Mr. Olsen's testimony effectively ended all debate about whether the attacks had grown out of a protest over an anti-Islam video. Three days before Mr. Olsen put a stop to the blame-YouTube storyline, U.N. Amb. Susan Rice, echoing Mr. Carney, had gone on five Sunday TV chat shows and maintained that the YouTube video has spurred the violence.
If the Obama White House has engaged in a coverup in the Benghazi case, the ostensible motivation would bear some similarity to that of all the president's men in Watergate. Mr. Obama faces a rendezvous with the voters on Nov. 6, and in a race much tighter than the Nixon-McGovern contest of 1972. In such a circumstance, certain kinds of disclosure are always unwelcome.
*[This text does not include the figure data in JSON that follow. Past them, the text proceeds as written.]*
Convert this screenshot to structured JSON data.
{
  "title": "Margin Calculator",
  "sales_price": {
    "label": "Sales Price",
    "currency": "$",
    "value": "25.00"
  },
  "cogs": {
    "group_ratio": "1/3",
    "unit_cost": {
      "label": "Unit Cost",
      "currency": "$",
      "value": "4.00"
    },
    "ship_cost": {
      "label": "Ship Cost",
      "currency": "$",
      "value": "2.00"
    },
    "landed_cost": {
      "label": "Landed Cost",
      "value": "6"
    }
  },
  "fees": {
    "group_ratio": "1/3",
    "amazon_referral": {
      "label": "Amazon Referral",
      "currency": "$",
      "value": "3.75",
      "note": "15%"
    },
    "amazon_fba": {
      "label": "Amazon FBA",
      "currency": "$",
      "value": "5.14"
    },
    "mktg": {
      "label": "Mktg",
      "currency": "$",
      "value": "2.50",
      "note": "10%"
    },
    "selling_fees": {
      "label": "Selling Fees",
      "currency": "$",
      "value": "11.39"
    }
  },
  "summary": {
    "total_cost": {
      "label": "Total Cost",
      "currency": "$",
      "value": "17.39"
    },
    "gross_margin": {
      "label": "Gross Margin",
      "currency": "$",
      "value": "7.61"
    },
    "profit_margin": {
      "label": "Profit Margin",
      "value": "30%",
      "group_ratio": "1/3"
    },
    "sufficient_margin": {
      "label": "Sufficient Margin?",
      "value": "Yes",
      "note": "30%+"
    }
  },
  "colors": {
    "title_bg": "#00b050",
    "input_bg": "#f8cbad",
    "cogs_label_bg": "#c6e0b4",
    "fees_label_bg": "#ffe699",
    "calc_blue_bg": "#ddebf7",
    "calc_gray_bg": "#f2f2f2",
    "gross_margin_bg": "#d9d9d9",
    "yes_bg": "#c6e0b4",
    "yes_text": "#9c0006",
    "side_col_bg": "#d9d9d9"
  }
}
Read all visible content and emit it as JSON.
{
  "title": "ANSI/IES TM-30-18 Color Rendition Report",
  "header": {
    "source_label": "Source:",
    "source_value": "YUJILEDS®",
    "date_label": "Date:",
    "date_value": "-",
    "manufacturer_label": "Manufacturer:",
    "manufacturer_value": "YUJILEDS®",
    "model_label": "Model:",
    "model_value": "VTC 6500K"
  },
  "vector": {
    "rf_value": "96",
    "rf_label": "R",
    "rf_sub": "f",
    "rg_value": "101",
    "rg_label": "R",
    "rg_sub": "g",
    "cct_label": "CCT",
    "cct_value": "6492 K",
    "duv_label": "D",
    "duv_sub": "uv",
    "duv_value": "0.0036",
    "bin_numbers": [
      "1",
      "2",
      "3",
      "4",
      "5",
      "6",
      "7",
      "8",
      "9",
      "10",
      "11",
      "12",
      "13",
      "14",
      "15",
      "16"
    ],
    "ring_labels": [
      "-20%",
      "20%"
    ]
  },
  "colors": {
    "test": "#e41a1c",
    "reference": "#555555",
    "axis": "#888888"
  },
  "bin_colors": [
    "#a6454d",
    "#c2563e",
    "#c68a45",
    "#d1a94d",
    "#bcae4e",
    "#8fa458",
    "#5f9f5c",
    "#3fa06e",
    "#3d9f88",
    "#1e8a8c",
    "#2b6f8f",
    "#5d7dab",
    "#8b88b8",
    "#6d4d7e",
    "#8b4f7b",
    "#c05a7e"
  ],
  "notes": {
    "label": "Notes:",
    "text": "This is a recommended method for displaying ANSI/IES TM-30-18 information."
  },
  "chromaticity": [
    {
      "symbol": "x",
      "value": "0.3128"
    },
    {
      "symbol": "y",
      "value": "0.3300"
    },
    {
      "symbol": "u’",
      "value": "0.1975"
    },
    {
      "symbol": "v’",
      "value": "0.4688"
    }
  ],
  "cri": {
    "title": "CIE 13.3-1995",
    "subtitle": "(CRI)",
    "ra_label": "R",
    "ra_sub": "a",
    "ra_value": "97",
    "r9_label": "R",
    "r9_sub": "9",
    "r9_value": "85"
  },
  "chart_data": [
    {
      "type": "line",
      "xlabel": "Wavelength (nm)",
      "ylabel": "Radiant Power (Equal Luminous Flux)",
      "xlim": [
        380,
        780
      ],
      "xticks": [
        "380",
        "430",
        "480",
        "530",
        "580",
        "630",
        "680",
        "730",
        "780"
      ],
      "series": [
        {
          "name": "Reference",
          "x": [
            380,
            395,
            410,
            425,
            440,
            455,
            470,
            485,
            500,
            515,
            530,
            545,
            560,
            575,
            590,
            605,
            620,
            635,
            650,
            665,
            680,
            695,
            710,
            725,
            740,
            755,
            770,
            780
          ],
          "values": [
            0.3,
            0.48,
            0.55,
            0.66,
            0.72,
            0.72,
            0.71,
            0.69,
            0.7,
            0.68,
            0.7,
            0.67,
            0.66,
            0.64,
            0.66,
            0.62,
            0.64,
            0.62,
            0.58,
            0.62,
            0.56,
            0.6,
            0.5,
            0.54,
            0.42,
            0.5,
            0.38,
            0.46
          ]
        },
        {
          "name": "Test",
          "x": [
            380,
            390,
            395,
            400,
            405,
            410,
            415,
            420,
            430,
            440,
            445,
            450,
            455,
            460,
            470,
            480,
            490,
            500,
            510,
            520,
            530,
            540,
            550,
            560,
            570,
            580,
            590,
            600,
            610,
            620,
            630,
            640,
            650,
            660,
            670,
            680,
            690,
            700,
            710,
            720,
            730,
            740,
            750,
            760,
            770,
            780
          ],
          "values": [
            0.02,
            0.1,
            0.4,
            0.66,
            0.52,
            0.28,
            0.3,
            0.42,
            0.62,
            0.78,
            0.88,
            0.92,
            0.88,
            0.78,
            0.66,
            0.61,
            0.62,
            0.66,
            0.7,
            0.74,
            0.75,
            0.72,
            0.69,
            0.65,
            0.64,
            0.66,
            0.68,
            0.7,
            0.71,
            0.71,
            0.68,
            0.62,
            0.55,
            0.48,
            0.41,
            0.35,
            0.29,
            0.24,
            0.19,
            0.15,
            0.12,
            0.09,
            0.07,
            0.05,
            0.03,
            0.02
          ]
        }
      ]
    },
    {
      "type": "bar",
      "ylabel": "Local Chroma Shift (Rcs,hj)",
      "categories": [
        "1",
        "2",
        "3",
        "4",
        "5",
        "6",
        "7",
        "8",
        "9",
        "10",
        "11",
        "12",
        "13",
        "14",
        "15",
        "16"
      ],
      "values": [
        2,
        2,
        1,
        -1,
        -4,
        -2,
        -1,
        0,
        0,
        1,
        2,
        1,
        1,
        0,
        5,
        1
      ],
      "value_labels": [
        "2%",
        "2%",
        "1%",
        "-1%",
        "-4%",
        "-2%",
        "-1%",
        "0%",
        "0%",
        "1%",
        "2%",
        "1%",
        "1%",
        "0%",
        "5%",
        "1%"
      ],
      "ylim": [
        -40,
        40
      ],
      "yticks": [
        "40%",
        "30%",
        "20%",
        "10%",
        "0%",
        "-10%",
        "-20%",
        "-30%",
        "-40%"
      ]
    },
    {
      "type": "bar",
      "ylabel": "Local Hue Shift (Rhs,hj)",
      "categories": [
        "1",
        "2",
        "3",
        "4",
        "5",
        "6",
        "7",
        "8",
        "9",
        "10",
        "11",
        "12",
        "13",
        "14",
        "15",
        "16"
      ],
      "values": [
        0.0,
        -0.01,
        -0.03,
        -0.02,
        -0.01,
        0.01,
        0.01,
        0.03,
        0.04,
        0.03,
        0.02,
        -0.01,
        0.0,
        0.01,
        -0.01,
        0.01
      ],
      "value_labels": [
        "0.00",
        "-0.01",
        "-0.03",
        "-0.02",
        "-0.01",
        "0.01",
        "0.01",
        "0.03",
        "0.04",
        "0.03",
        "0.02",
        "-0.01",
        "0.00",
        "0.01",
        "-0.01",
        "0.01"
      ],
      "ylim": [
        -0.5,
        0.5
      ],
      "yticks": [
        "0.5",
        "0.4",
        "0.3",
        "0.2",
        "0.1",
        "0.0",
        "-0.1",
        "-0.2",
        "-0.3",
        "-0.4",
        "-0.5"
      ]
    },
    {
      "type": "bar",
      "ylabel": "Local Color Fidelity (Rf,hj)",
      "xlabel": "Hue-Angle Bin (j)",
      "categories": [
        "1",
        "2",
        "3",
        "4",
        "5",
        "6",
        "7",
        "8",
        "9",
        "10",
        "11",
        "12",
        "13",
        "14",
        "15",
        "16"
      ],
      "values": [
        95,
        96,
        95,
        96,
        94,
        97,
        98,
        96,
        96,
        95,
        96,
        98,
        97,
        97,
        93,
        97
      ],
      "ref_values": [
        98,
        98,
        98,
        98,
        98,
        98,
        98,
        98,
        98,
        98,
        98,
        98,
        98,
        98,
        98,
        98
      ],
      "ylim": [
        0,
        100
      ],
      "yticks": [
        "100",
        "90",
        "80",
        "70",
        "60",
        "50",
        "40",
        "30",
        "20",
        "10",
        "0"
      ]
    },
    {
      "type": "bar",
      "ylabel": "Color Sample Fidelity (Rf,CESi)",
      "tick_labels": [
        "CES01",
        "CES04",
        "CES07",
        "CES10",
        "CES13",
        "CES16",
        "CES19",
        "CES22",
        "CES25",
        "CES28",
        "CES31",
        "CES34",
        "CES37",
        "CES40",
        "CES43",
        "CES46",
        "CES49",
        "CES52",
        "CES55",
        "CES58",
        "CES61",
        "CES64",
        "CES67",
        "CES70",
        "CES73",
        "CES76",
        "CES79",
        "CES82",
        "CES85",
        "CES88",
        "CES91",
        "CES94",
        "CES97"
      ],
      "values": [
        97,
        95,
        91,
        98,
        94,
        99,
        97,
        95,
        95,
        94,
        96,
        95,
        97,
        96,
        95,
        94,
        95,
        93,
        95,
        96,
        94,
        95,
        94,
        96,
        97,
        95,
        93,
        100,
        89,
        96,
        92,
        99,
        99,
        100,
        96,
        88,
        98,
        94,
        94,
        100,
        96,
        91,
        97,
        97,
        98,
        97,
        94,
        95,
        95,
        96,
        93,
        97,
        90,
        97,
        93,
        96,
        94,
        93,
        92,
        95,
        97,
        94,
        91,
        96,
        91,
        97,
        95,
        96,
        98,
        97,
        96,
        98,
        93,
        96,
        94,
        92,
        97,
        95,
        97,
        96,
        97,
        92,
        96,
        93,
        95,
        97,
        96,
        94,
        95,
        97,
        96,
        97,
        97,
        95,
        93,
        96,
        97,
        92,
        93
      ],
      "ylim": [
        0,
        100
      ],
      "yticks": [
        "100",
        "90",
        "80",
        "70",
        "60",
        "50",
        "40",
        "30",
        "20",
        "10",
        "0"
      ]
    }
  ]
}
As with the Watergate conspirators, who were eager to conceal earlier actions that related to the Vietnam War, the Obama team is determined to portray its pre-9/11 conduct, and particularly its dovish Mideast policies, in the most favorable light. After all, no one wants to have on his hands—even if resulting from sins of omission and not commission—the deaths of four American patriots.
Who knew the truth about the attack? When? And who decided to try to obfuscate the fact that it was a terrorist attack?